Le temps du sommeil


L'enfant dormait quand l'auto-stoppeuse était montée dans la voiture. Il était aux environs de 17 heures, j'avais du temps, celui du sommeil de l'enfant, celui d'une journée qui s'étirait et celui d'une route qui semblait tracée pour les road movies. Ma passagère se rendait dans un village perché sur les hauteurs du Diois oriental, loin du dernier grand bourg, à l'écart de la route principale. J'avais toujours avec moi mon appareil Pentax 6x7 pour photographier les cimetières protestants, sujet qui m'occupait alors. Je lui demandai s'il y avait des cimetières protestants dans son village. Elle dit que oui, elle me donna même les noms des familles concernées. Quinze minutes plus tard, je la déposai sur la place de son village.

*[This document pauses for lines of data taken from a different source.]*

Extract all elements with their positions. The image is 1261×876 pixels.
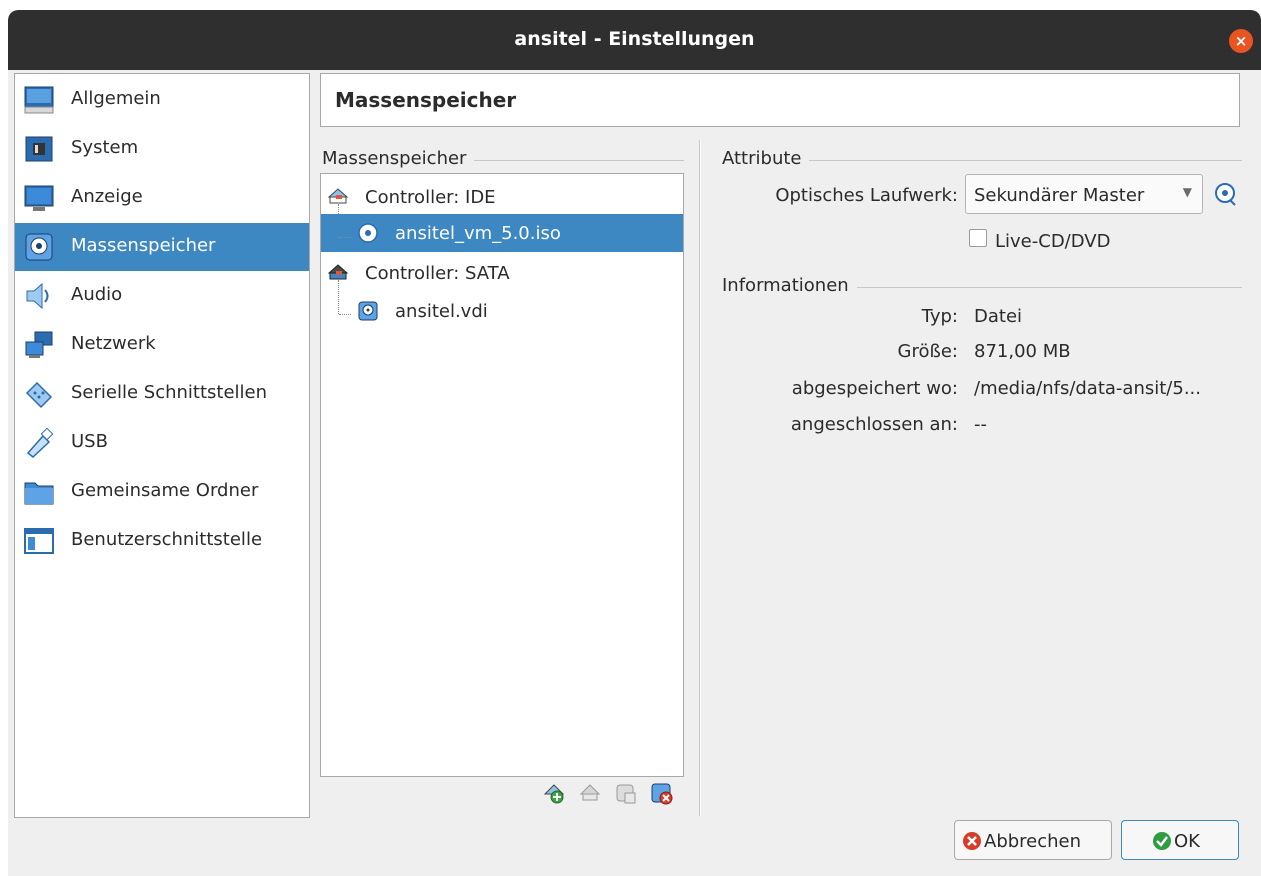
close-button[interactable]: × [1229, 29, 1253, 53]
page-header: Massenspeicher [320, 73, 1240, 127]
optical-drive-label: Optisches Laufwerk: [775, 185, 958, 206]
live-cd-checkbox[interactable] [969, 229, 987, 247]
sidebar-item-label: System [71, 137, 139, 158]
hard-disk-icon [358, 301, 378, 321]
tree-item-label: Controller: IDE [365, 187, 496, 208]
serial-port-icon [25, 381, 53, 409]
tree-item-iso[interactable]: ansitel_vm_5.0.iso [321, 214, 683, 252]
sidebar-item-system[interactable]: System [15, 125, 309, 173]
user-interface-icon [24, 528, 54, 554]
sidebar-item-label: Massenspeicher [71, 235, 216, 256]
sidebar-item-usb[interactable]: USB [15, 419, 309, 467]
ok-check-icon [1153, 832, 1171, 850]
sidebar-item-label: Serielle Schnittstellen [71, 382, 268, 403]
sidebar-item-gemeinsame-ordner[interactable]: Gemeinsame Ordner [15, 468, 309, 516]
speaker-icon [26, 282, 49, 310]
optical-drive-select[interactable]: Sekundärer Master ▼ [965, 174, 1203, 214]
add-controller-icon[interactable] [614, 782, 638, 806]
info-label-size: Größe: [897, 341, 958, 362]
network-icon [25, 331, 53, 358]
information-group-title: Informationen [722, 275, 857, 296]
sidebar-item-anzeige[interactable]: Anzeige [15, 174, 309, 222]
sidebar-item-serielle-schnittstellen[interactable]: Serielle Schnittstellen [15, 370, 309, 418]
attributes-group-title: Attribute [722, 148, 810, 169]
settings-sidebar: Allgemein System Anzeige Massenspeicher … [14, 73, 310, 818]
sidebar-item-label: Benutzerschnittstelle [71, 529, 263, 550]
optical-disc-icon [358, 223, 378, 243]
cancel-button[interactable]: Abbrechen [954, 820, 1112, 860]
sidebar-item-label: Allgemein [71, 88, 161, 109]
window-title: ansitel - Einstellungen [514, 28, 755, 50]
info-value-type: Datei [974, 306, 1023, 327]
sidebar-item-allgemein[interactable]: Allgemein [15, 76, 309, 124]
vertical-separator [699, 140, 701, 816]
choose-disk-icon[interactable] [1214, 182, 1238, 206]
remove-attachment-icon[interactable] [578, 782, 602, 806]
info-value-location: /media/nfs/data-ansit/5... [974, 378, 1201, 399]
sidebar-item-netzwerk[interactable]: Netzwerk [15, 321, 309, 369]
cancel-button-label: Abbrechen [984, 831, 1082, 852]
info-value-attached: -- [974, 414, 987, 435]
optical-drive-value: Sekundärer Master [974, 185, 1145, 206]
sidebar-item-audio[interactable]: Audio [15, 272, 309, 320]
usb-icon [26, 428, 54, 458]
page-title: Massenspeicher [335, 88, 517, 112]
tree-connector [339, 237, 351, 238]
sidebar-item-label: Netzwerk [71, 333, 156, 354]
live-cd-label: Live-CD/DVD [995, 231, 1111, 252]
ok-button-label: OK [1174, 831, 1200, 852]
chevron-down-icon: ▼ [1182, 185, 1192, 199]
tree-item-label: ansitel_vm_5.0.iso [395, 223, 561, 244]
storage-group-title: Massenspeicher [322, 148, 475, 169]
remove-controller-icon[interactable] [650, 782, 674, 806]
storage-disk-icon [25, 233, 53, 261]
folder-icon [24, 482, 54, 505]
tree-controller-sata[interactable]: Controller: SATA [321, 254, 683, 292]
title-bar[interactable]: ansitel - Einstellungen × [8, 10, 1261, 70]
storage-tree[interactable]: Controller: IDE ansitel_vm_5.0.iso Contr… [320, 173, 684, 777]
info-value-size: 871,00 MB [974, 341, 1071, 362]
tree-item-label: ansitel.vdi [395, 301, 488, 322]
sidebar-item-label: USB [71, 431, 108, 452]
chip-icon [25, 136, 53, 162]
sidebar-item-label: Audio [71, 284, 123, 305]
general-monitor-icon [24, 86, 54, 114]
info-label-location: abgespeichert wo: [791, 378, 958, 399]
ok-button[interactable]: OK [1121, 820, 1239, 860]
sidebar-item-benutzerschnittstelle[interactable]: Benutzerschnittstelle [15, 517, 309, 565]
tree-controller-ide[interactable]: Controller: IDE [321, 178, 683, 216]
display-icon [24, 185, 54, 211]
info-label-type: Typ: [921, 306, 958, 327]
tree-item-vdi[interactable]: ansitel.vdi [321, 292, 683, 330]
sidebar-item-massenspeicher[interactable]: Massenspeicher [15, 223, 309, 271]
cancel-icon [963, 832, 981, 850]
tree-item-label: Controller: SATA [365, 263, 510, 284]
sidebar-item-label: Gemeinsame Ordner [71, 480, 259, 501]
tree-connector [339, 314, 351, 315]
info-label-attached: angeschlossen an: [790, 414, 958, 435]
sidebar-item-label: Anzeige [71, 186, 143, 207]
add-attachment-icon[interactable] [542, 782, 566, 806]
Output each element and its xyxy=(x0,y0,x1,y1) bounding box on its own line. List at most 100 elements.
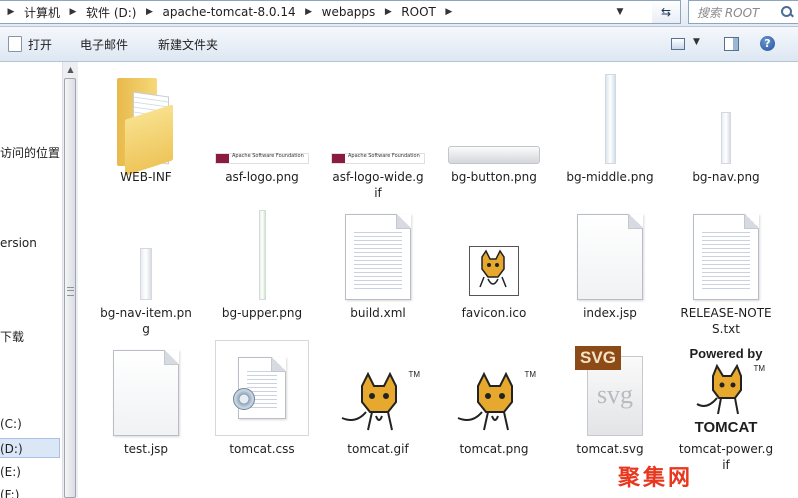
file-item[interactable]: bg-nav.png xyxy=(676,66,776,186)
nav-item-drive-e[interactable]: (E:) xyxy=(0,465,21,479)
nav-item-version[interactable]: ersion xyxy=(0,236,37,250)
navigation-pane: 访问的位置 ersion 下载 (C:) (D:) (E:) (F:) xyxy=(0,62,62,498)
file-name-line-1: RELEASE-NOTE xyxy=(680,306,772,320)
tomcat-favicon-icon xyxy=(444,202,544,302)
breadcrumb-webapps[interactable]: webapps xyxy=(318,1,380,23)
breadcrumb-separator[interactable]: ▶ xyxy=(379,1,397,23)
file-name: bg-upper.png xyxy=(221,306,303,320)
file-item[interactable]: Apache Software Foundation asf-logo.png xyxy=(212,66,312,186)
email-label: 电子邮件 xyxy=(80,37,129,52)
file-name: test.jsp xyxy=(123,442,169,456)
tomcat-word: TOMCAT xyxy=(694,419,758,436)
preview-pane-icon[interactable] xyxy=(724,37,739,51)
file-item[interactable]: bg-nav-item.pn g xyxy=(96,202,196,338)
breadcrumb-computer[interactable]: 计算机 xyxy=(20,1,64,23)
breadcrumb-drive-d[interactable]: 软件 (D:) xyxy=(82,1,140,23)
xml-file-icon xyxy=(328,202,428,302)
nav-item-drive-d[interactable]: (D:) xyxy=(0,442,23,456)
file-name: tomcat.css xyxy=(229,442,295,456)
file-item[interactable]: WEB-INF xyxy=(96,66,196,186)
jsp-file-icon xyxy=(96,338,196,438)
open-button[interactable]: 打开 xyxy=(8,35,52,53)
scrollbar-thumb[interactable] xyxy=(64,78,76,498)
folder-icon xyxy=(96,66,196,176)
nav-scrollbar[interactable]: ▲ xyxy=(62,62,78,498)
breadcrumb-tomcat[interactable]: apache-tomcat-8.0.14 xyxy=(158,1,299,23)
tomcat-image-icon: TM xyxy=(444,338,544,438)
file-name-line-2: if xyxy=(374,186,382,200)
svg-file-icon: SVG svg xyxy=(560,338,660,438)
file-name: bg-nav.png xyxy=(692,170,760,184)
asf-caption: Apache Software Foundation xyxy=(348,153,420,159)
search-input[interactable]: 搜索 ROOT xyxy=(688,0,798,24)
svg-glyph: svg xyxy=(596,380,634,409)
file-name: build.xml xyxy=(350,306,406,320)
command-toolbar: 打开 电子邮件 新建文件夹 ▼ ? xyxy=(0,27,798,62)
file-item[interactable]: RELEASE-NOTE S.txt xyxy=(676,202,776,338)
scroll-up-icon[interactable]: ▲ xyxy=(63,62,78,77)
file-name: tomcat.gif xyxy=(347,442,409,456)
refresh-button[interactable]: ⇆ xyxy=(652,0,681,24)
nav-item-drive-f[interactable]: (F:) xyxy=(0,488,19,498)
file-item[interactable]: test.jsp xyxy=(96,338,196,458)
file-name-line-2: g xyxy=(142,322,150,336)
file-item[interactable]: favicon.ico xyxy=(444,202,544,322)
tomcat-power-image-icon: Powered by TM TOMCAT xyxy=(676,338,776,438)
search-placeholder: 搜索 ROOT xyxy=(697,5,760,20)
help-icon[interactable]: ? xyxy=(760,36,775,51)
trademark-mark: TM xyxy=(524,370,536,379)
email-button[interactable]: 电子邮件 xyxy=(80,35,128,53)
new-folder-button[interactable]: 新建文件夹 xyxy=(158,35,218,53)
file-name: bg-button.png xyxy=(451,170,537,184)
image-thumbnail-icon xyxy=(444,66,544,166)
breadcrumb-separator[interactable]: ▶ xyxy=(0,1,20,23)
svg-badge: SVG xyxy=(575,346,621,370)
file-item[interactable]: Powered by TM TOMCAT tomcat-power.g if xyxy=(676,338,776,474)
new-folder-label: 新建文件夹 xyxy=(158,37,219,52)
change-view-icon[interactable] xyxy=(671,38,685,50)
breadcrumb[interactable]: ▶ 计算机 ▶ 软件 (D:) ▶ apache-tomcat-8.0.14 ▶… xyxy=(0,0,653,24)
file-item[interactable]: bg-middle.png xyxy=(560,66,660,186)
file-name: asf-logo.png xyxy=(225,170,299,184)
text-file-icon xyxy=(676,202,776,302)
breadcrumb-separator[interactable]: ▶ xyxy=(300,1,318,23)
nav-item-recent-places[interactable]: 访问的位置 xyxy=(0,144,60,161)
refresh-icon: ⇆ xyxy=(660,5,672,19)
jsp-file-icon xyxy=(560,202,660,302)
file-icon xyxy=(8,36,22,52)
nav-item-drive-c[interactable]: (C:) xyxy=(0,417,22,431)
file-name-line-1: tomcat-power.g xyxy=(678,442,774,456)
image-thumbnail-icon xyxy=(560,66,660,166)
address-dropdown-icon[interactable]: ▼ xyxy=(612,1,628,23)
file-name: tomcat.png xyxy=(459,442,529,456)
asf-caption: Apache Software Foundation xyxy=(232,153,304,159)
file-item[interactable]: bg-button.png xyxy=(444,66,544,186)
search-icon[interactable] xyxy=(779,4,795,20)
file-name: favicon.ico xyxy=(461,306,527,320)
breadcrumb-root[interactable]: ROOT xyxy=(397,1,440,23)
image-thumbnail-icon xyxy=(96,202,196,302)
file-name-line-1: bg-nav-item.pn xyxy=(100,306,192,320)
file-name: index.jsp xyxy=(583,306,637,320)
image-thumbnail-icon: Apache Software Foundation xyxy=(212,66,312,166)
file-item[interactable]: TM tomcat.gif xyxy=(328,338,428,458)
file-name: tomcat.svg xyxy=(576,442,644,456)
file-name: bg-middle.png xyxy=(566,170,654,184)
file-item[interactable]: bg-upper.png xyxy=(212,202,312,322)
css-file-icon xyxy=(212,338,312,438)
file-item[interactable]: tomcat.css xyxy=(212,338,312,458)
file-name-line-1: asf-logo-wide.g xyxy=(332,170,424,184)
breadcrumb-separator[interactable]: ▶ xyxy=(440,1,458,23)
file-item[interactable]: index.jsp xyxy=(560,202,660,322)
nav-item-downloads[interactable]: 下载 xyxy=(0,328,24,345)
breadcrumb-separator[interactable]: ▶ xyxy=(140,1,158,23)
file-item[interactable]: TM tomcat.png xyxy=(444,338,544,458)
powered-by-text: Powered by xyxy=(689,346,763,361)
file-item[interactable]: build.xml xyxy=(328,202,428,322)
image-thumbnail-icon xyxy=(676,66,776,166)
scroll-grip-icon xyxy=(67,287,74,296)
file-item[interactable]: SVG svg tomcat.svg xyxy=(560,338,660,458)
breadcrumb-separator[interactable]: ▶ xyxy=(64,1,82,23)
file-item[interactable]: Apache Software Foundation asf-logo-wide… xyxy=(328,66,428,202)
view-dropdown-icon[interactable]: ▼ xyxy=(693,37,700,47)
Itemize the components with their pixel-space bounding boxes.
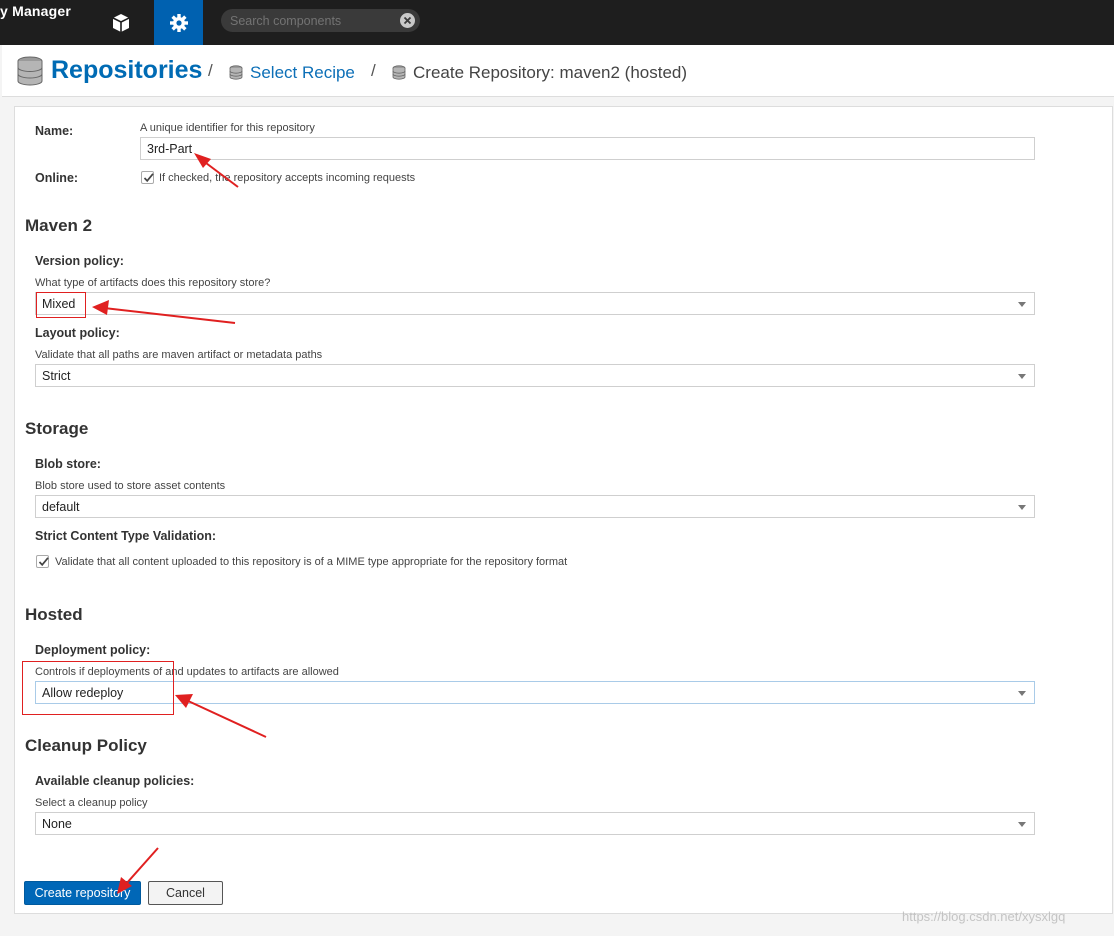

Elle prit le temps de m'indiquer le chemin qui menait au cimetière protestant. Puis elle disparut.

Je roulais lentement sur le chemin de terre bordé de haies. L'enfant fut très étonné de se réveiller dans un lieu qu'il ne connaissait pas. J'ai garé la voiture devant l'entrée d'un champ, nous avons marché jusqu'au cimetière. Il était abrité par des grands arbres qui lui donnaient une ambiance de jardin anglais. J'ai cherché plusieurs points de vue pour prendre les photographies. Voyant l'enfant jouer à faire des bulles de savon, j'eus envie de le photographier. C'était une fin de bobine, comme en atteste la brûlure du bord gauche. C'était l'été.

Deux ans plus tard, j'ai un souvenir précis du visage de l'auto-stoppeuse, qui ne me serait pourtant d'aucune aide pour la reconnaître. Cette phrase n'a de sens que si vous deviez l'appliquer au personnage d'une fiction.

Je ne suis jamais retourné faire les photographies que je n'ai pas faites du cimetière protestant.